Egypt's military rulers and Islamists both called Sunday on Egyptians to go to the polls for the country's first election since former president Hosni Mubarak's overthrow, as thousands of protesters gathered in central Cairo for one more rally against the junta.

The head of the ruling military council, Hussein Tantawi, pledged that parliamentary elections, scheduled for Monday, would not be postponed and would be taking place amid "maximum security."

He also warned that the army would not allow "any tampering'" with the elections.

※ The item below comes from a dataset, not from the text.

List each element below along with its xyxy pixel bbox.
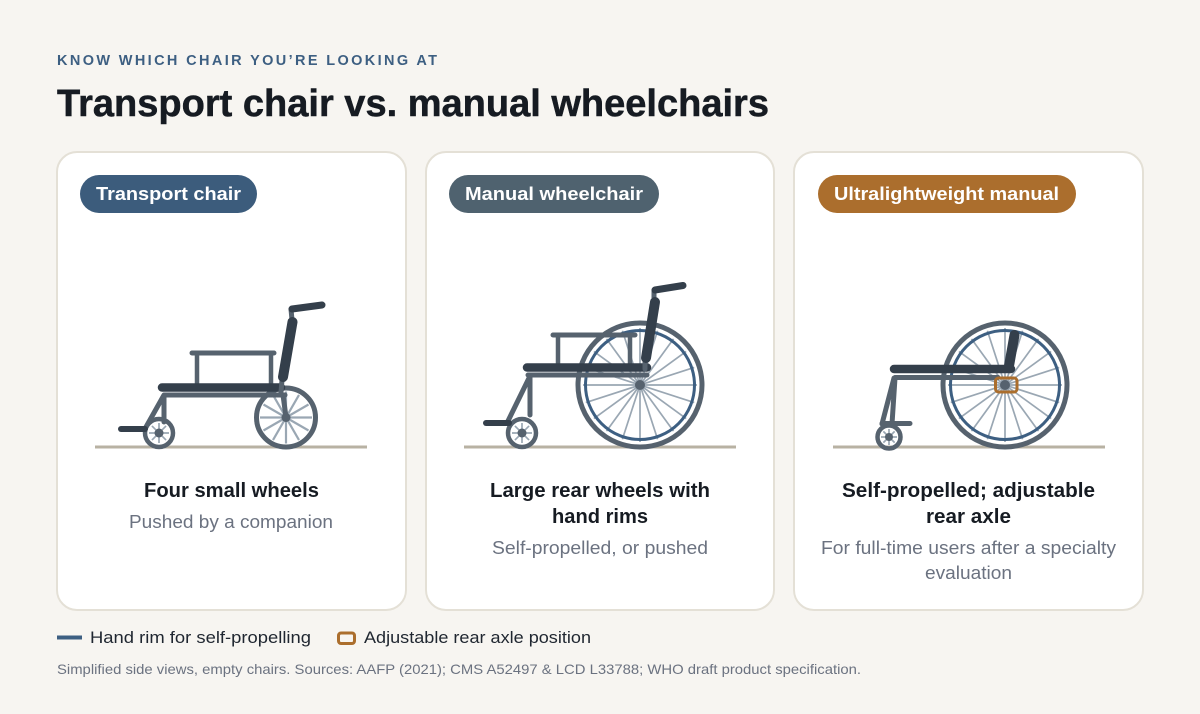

Tantawi agreed at a meeting with key politicians on Sunday to create a civilian council to advise the military during a transitional period that he pledged to end by July.

The turnout Monday, the first voting day, was massive despite security concerns and turmoil over a deadly spate of violence in the week before the balloting. It reflects the Egyptians' determination to break away from the past after 10 months of frustration over how the military rulers who took over from Mubarak have been handling the transition.

According to reports, nearly half of Egypt's polling stations opened late on Monday, or had still not opened to the public by mid-morning. It was not clear what caused the delay.

Long lines formed at the polling stations that did open, with some Egyptians getting ready to vote for the first time in their lives. At a polling station in a local school in Cairo’s Zamalek neighborhood, 500 people were standing in line.